I recalled this, all of it. In my eternity, other things, without boundaries or limits, that lay between the enchantments of the past, the magic of the present, and the longings of the future, spun before me. The flowers and fields and waters and clouds and food and drink and songs and ideas and love and my children and the Prince’s palace and Pharaoh’s parties and the money I was paid and the medals and titles and the honors and the glory, were drawn before my senses. And I wondered, would all this vanish into the void?
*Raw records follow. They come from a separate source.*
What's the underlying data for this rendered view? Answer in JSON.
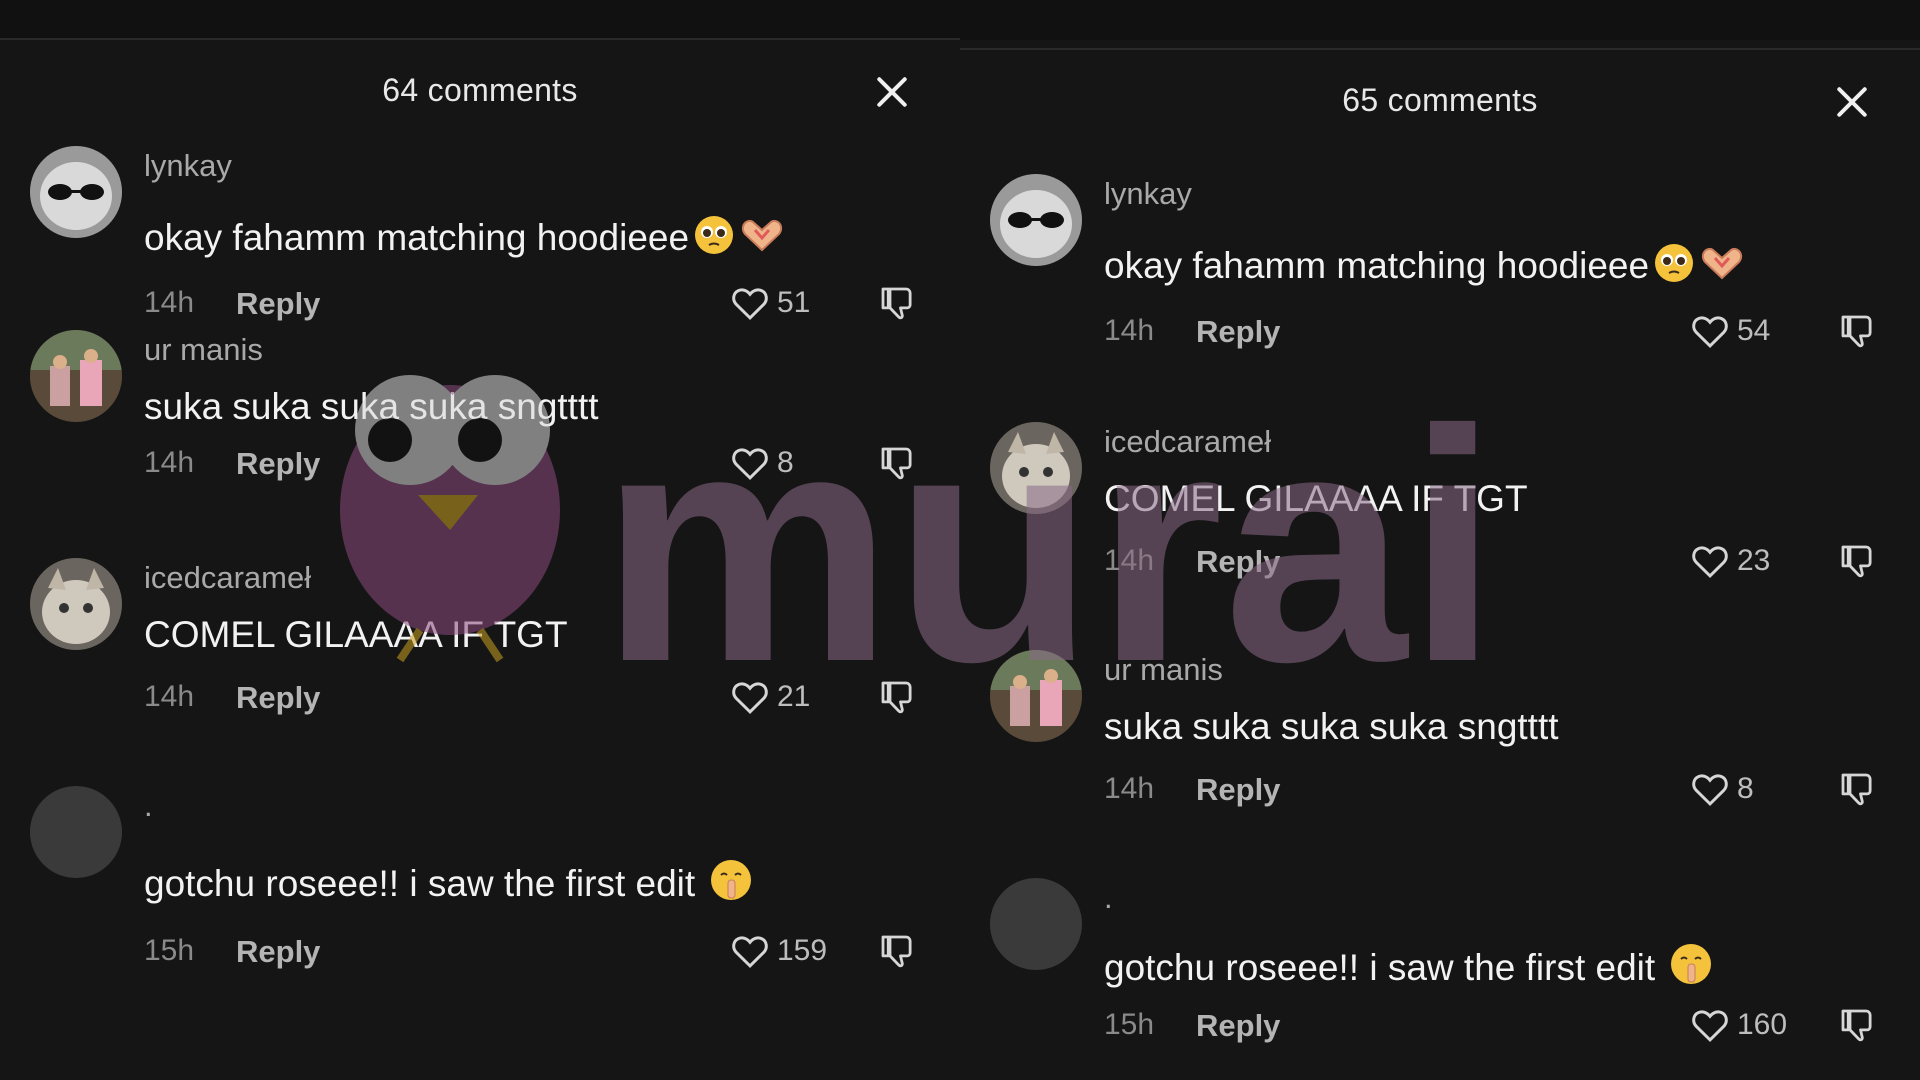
{
  "panels": [
    {
      "title": "64 comments",
      "comments": [
        {
          "username": "lynkay",
          "text": "okay fahamm matching hoodieee",
          "time": "14h",
          "reply": "Reply",
          "likes": "51",
          "emojis": [
            "pleading-face",
            "heart-hands"
          ]
        },
        {
          "username": "ur manis",
          "text": "suka suka suka suka sngtttt",
          "time": "14h",
          "reply": "Reply",
          "likes": "8",
          "emojis": []
        },
        {
          "username": "icedcarameł",
          "text": "COMEL GILAAAA IF TGT",
          "time": "14h",
          "reply": "Reply",
          "likes": "21",
          "emojis": []
        },
        {
          "username": ".",
          "text": "gotchu roseee!! i saw the first edit",
          "time": "15h",
          "reply": "Reply",
          "likes": "159",
          "emojis": [
            "shushing-face"
          ]
        }
      ]
    },
    {
      "title": "65 comments",
      "comments": [
        {
          "username": "lynkay",
          "text": "okay fahamm matching hoodieee",
          "time": "14h",
          "reply": "Reply",
          "likes": "54",
          "emojis": [
            "pleading-face",
            "heart-hands"
          ]
        },
        {
          "username": "icedcarameł",
          "text": "COMEL GILAAAA IF TGT",
          "time": "14h",
          "reply": "Reply",
          "likes": "23",
          "emojis": []
        },
        {
          "username": "ur manis",
          "text": "suka suka suka suka sngtttt",
          "time": "14h",
          "reply": "Reply",
          "likes": "8",
          "emojis": []
        },
        {
          "username": ".",
          "text": "gotchu roseee!! i saw the first edit",
          "time": "15h",
          "reply": "Reply",
          "likes": "160",
          "emojis": [
            "shushing-face"
          ]
        }
      ]
    }
  ],
  "watermark": {
    "text": "murai",
    "color": "#8a6a86"
  }
}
My breast pounded heavily; I was filled with sadness and grief, and every afflicted part of me shouted, “I do not want to die!” The legions of night followed in succession, and sleep overcame the little ones. My wife lingered about my head, my mother about my feet. Midnight came and as quickly passed while we remained in this state, until the baying of jackals startled me with the blue light of dawn. A bizarre feeling of alarm seized me, as a sinister silence settled over all. Then I felt my mother’s hand gripping my feet as she called in a quavering voice, “My son, my son!” My wife screamed, “Taw-ty, what do you see?” But I was unable to reply. Something, no doubt, aroused their apprehension. Did she see what this was? Did the warning show on my face? My gaze shifted against my will to the entrance of the room. The door was locked, yet the Messenger entered. He entered without needing to open the door. I knew him without knowing him before: he was the Messenger of the Hereafter, without any like him. He approached me in awesome silence and irresistible beauty. As he did so my eyes were fixed upon him; he was all I could see. I wanted to call out to him but my tongue would not obey. He seemed to know my inner desire, for his smile grew broader, and I recognized him as my escort, while nothing else remained in my mind.